I have a graph that keeps a rolling sum of my net cash flow (income minus expenses). My Tiller sheet exclusively has my checking and all my credit cards. The reason I have this setup is so that I can monitor my cash coming IN and OUT of my checking which gives me my net. I have been debating on having any transactions of money that flow out of my checking and into my savings or investment accounts count against my cash flow thus doing a zero balance type of setup. I’m not sure if this makes sense to do or not. I know this is overthinking it but wanted to find out if anyone does something similar.
I’m not sure this answers your question, but I code all transactions from accounts I own to other accounts I own as Transfer. They are then ignored from reports because Transfer is set to Hide on the Categories tab.
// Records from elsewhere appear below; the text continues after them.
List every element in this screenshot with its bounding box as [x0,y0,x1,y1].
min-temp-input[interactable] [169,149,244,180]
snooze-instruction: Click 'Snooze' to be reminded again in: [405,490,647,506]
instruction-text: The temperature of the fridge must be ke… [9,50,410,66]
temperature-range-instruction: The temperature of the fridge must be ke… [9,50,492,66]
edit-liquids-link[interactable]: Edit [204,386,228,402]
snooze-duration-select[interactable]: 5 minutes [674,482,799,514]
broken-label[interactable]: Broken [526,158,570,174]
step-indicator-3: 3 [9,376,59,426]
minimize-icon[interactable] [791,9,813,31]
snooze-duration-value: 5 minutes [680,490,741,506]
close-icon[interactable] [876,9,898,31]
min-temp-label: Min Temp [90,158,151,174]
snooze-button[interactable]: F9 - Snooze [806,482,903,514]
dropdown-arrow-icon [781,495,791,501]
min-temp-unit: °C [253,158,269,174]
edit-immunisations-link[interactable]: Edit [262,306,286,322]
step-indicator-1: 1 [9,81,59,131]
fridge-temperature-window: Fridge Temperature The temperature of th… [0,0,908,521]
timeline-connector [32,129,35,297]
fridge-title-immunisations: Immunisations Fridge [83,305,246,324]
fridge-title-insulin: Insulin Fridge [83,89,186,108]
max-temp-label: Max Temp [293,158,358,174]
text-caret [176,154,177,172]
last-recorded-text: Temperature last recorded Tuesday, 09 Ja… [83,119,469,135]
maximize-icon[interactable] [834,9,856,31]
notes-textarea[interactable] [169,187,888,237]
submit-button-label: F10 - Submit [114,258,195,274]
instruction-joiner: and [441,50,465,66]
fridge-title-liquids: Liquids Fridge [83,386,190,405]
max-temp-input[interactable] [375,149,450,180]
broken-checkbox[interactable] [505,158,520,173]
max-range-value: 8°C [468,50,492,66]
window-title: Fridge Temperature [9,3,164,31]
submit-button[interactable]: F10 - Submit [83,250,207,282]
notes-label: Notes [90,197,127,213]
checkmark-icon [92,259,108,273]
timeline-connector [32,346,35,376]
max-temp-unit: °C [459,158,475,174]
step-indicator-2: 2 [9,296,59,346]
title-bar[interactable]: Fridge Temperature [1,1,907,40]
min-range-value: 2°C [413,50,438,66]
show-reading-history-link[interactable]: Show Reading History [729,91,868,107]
If you’re trying to differentiate your regular cashflow, say monthly, from significant one-time expenses for large items for which you have saved money… There may be a better way. I code these expenses into a Special Savings category or a better yet an expense category that has a special savings group. For example, Auto for regular auto expenses. Auto Purchase grouped as a special savings expenses.
I keep 2 types of savings accounts… One is for free casflow to use in my zero sum budget for the year (i e. a buffer or overall cash rollover for use later in the year for budgeted large or infrequent expenses). This I configure as a transfer so I can monitor the build up of spendable cash flow for later in the year. The other type of savings is not for spending within my budget year… Eg buildup of an emergency fund or other longer term saving goal. These I count as an expense where available cash is reduced: I track those expenses separately from other expenses as part of savings goal targets. I hope that made sense. This is for current year budget specifically, not of course net worth.